Highbone Theater by Joe Daly Review


Books like Highbone Theater make me wonder what motivates artists like Joe Daly. Is he just doing such staggering amounts of hallucinogens/weed that he really believes what he’s doing is a masterpiece of sorts and therefore worth the effort? Because this is a 560+ page comic - an amazing achievement in itself - that’s about the mundane adventures of a twentysomething stoner who doesn’t really do anything! 

Palmer is a socially awkward stoner with a dickish meathead flatmate. Palmer hooks up with a girl. He takes a lot of acid, weed, etc. and goes on weird trips. He has strange dreams. And the book sort of just peters out. You’d think with a project this size that Daly would have a point!
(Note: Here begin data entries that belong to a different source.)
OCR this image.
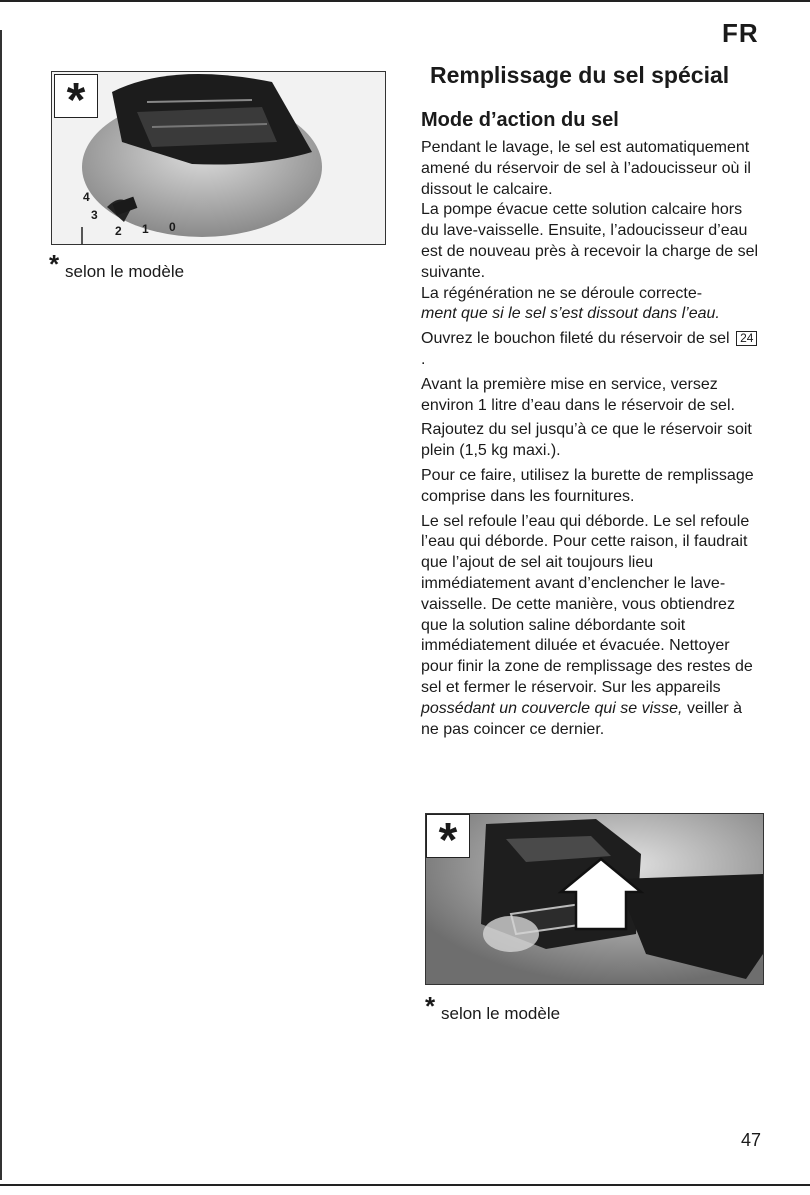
FR
*
4
3
2 1 0
* selon le modèle
Remplissage du sel spécial
Mode d’action du sel

Pendant le lavage, le sel est automatiquement amené du réservoir de sel à l’adoucisseur où il dissout le calcaire.

La pompe évacue cette solution calcaire hors du lave-vaisselle. Ensuite, l’adoucisseur d’eau est de nouveau près à recevoir la charge de sel suivante.

La régénération ne se déroule correcte-
ment que si le sel s’est dissout dans l’eau.

Ouvrez le bouchon fileté du réservoir de sel 24 .

Avant la première mise en service, versez environ 1 litre d’eau dans le réservoir de sel.

Rajoutez du sel jusqu’à ce que le réservoir soit plein (1,5 kg maxi.).

Pour ce faire, utilisez la burette de remplissage comprise dans les fournitures.

Le sel refoule l’eau qui déborde. Le sel refoule l’eau qui déborde. Pour cette raison, il faudrait que l’ajout de sel ait toujours lieu immédiatement avant d’enclencher le lave-vaisselle. De cette manière, vous obtiendrez que la solution saline débordante soit immédiatement diluée et évacuée. Nettoyer pour finir la zone de remplissage des restes de sel et fermer le réservoir. Sur les appareils possédant un couvercle qui se visse, veiller à ne pas coincer ce dernier.

*
* selon le modèle
47
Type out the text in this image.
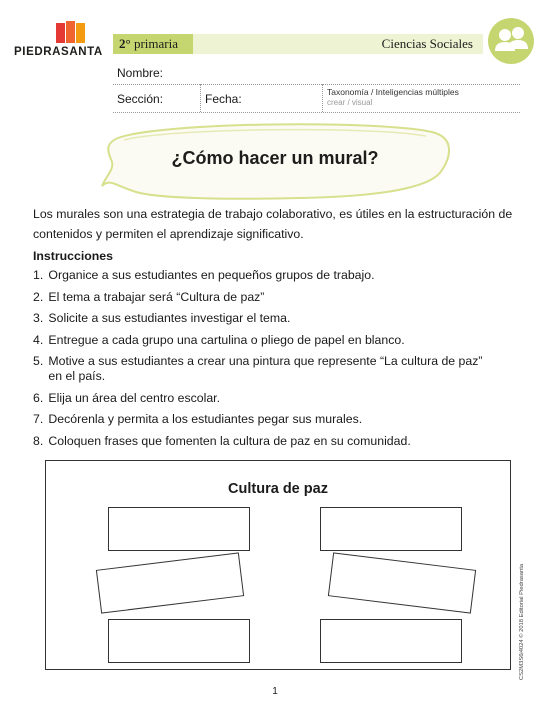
PIEDRASANTA
2° primaria	Ciencias Sociales
Nombre:
Sección:	Fecha:	Taxonomía / Inteligencias múltiples
crear / visual
¿Cómo hacer un mural?
Los murales son una estrategia de trabajo colaborativo, es útiles en la estructuración de contenidos y permiten el aprendizaje significativo.
Instrucciones
1. Organice a sus estudiantes en pequeños grupos de trabajo.
2. El tema a trabajar será “Cultura de paz”
3. Solicite a sus estudiantes investigar el tema.
4. Entregue a cada grupo una cartulina o pliego de papel en blanco.
5. Motive a sus estudiantes a crear una pintura que represente “La cultura de paz” en el país.
6. Elija un área del centro escolar.
7. Decórenla y permita a los estudiantes pegar sus murales.
8. Coloquen frases que fomenten la cultura de paz en su comunidad.
Cultura de paz
CS2M3S6i4024 © 2018 Editorial Piedrasanta
1
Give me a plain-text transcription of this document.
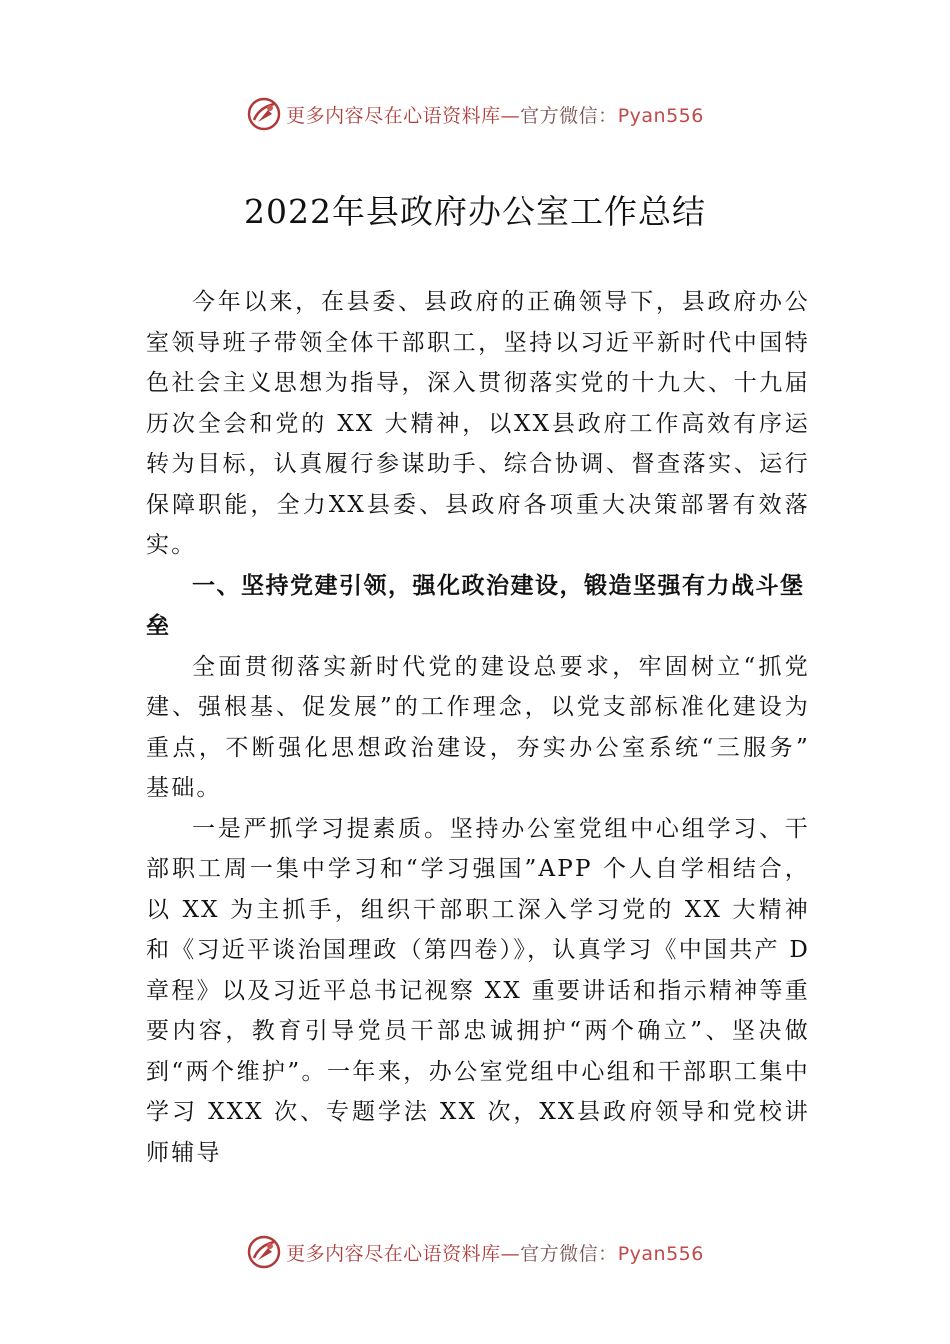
更多内容尽在心语资料库—官方微信：Pyan556
2022年县政府办公室工作总结

今年以来，在县委、县政府的正确领导下，县政府办公室领导班子带领全体干部职工，坚持以习近平新时代中国特色社会主义思想为指导，深入贯彻落实党的十九大、十九届历次全会和党的 XX 大精神，以XX县政府工作高效有序运转为目标，认真履行参谋助手、综合协调、督查落实、运行保障职能，全力XX县委、县政府各项重大决策部署有效落实。

一、坚持党建引领，强化政治建设，锻造坚强有力战斗堡垒

全面贯彻落实新时代党的建设总要求，牢固树立“抓党建、强根基、促发展”的工作理念，以党支部标准化建设为重点，不断强化思想政治建设，夯实办公室系统“三服务” 基础。

一是严抓学习提素质。坚持办公室党组中心组学习、干部职工周一集中学习和“学习强国”APP 个人自学相结合，以 XX 为主抓手，组织干部职工深入学习党的 XX 大精神和《习近平谈治国理政（第四卷）》，认真学习《中国共产 D 章程》以及习近平总书记视察 XX 重要讲话和指示精神等重要内容，教育引导党员干部忠诚拥护“两个确立”、坚决做到“两个维护”。一年来，办公室党组中心组和干部职工集中学习 XXX 次、专题学法 XX 次，XX县政府领导和党校讲师辅导

更多内容尽在心语资料库—官方微信：Pyan556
Or did he just start it and hope some meaning would emerge somewhere down the line? 

I love Daly’s art style, which is very detailed with a strong line. The characters are uniquely proportioned in an exaggerated fashion - the men are very muscular, the women are very curvy - for seemingly no reason besides aesthetics, but it works. The spare use of colour is excellent so that when you get a colour sequence, the colours really pop. 

Some of the scenes are fleetingly compelling. Billy Boy, whom I’d thought was a one-joke, throwaway character (he has a pipe in his butthole for farts to escape), has an interesting arc and Palmer’s search for him in the latter half of the book was exciting - before it fizzles out into nothing, like everything else here. 

Maybe Highbone Theater is too avant-garde for me and I’m just missing the point but it felt like an overindulgent, meandering and sprawling mess that really needed focus and direction. Instead, I recommend checking out Joe Daly’s better comic, The Red Monkey Double Happiness Book, which is far more coherent and entertaining.

1 comment:

  1. Smoking tons of weed while cartooning isn't gonna give you "focus and direction."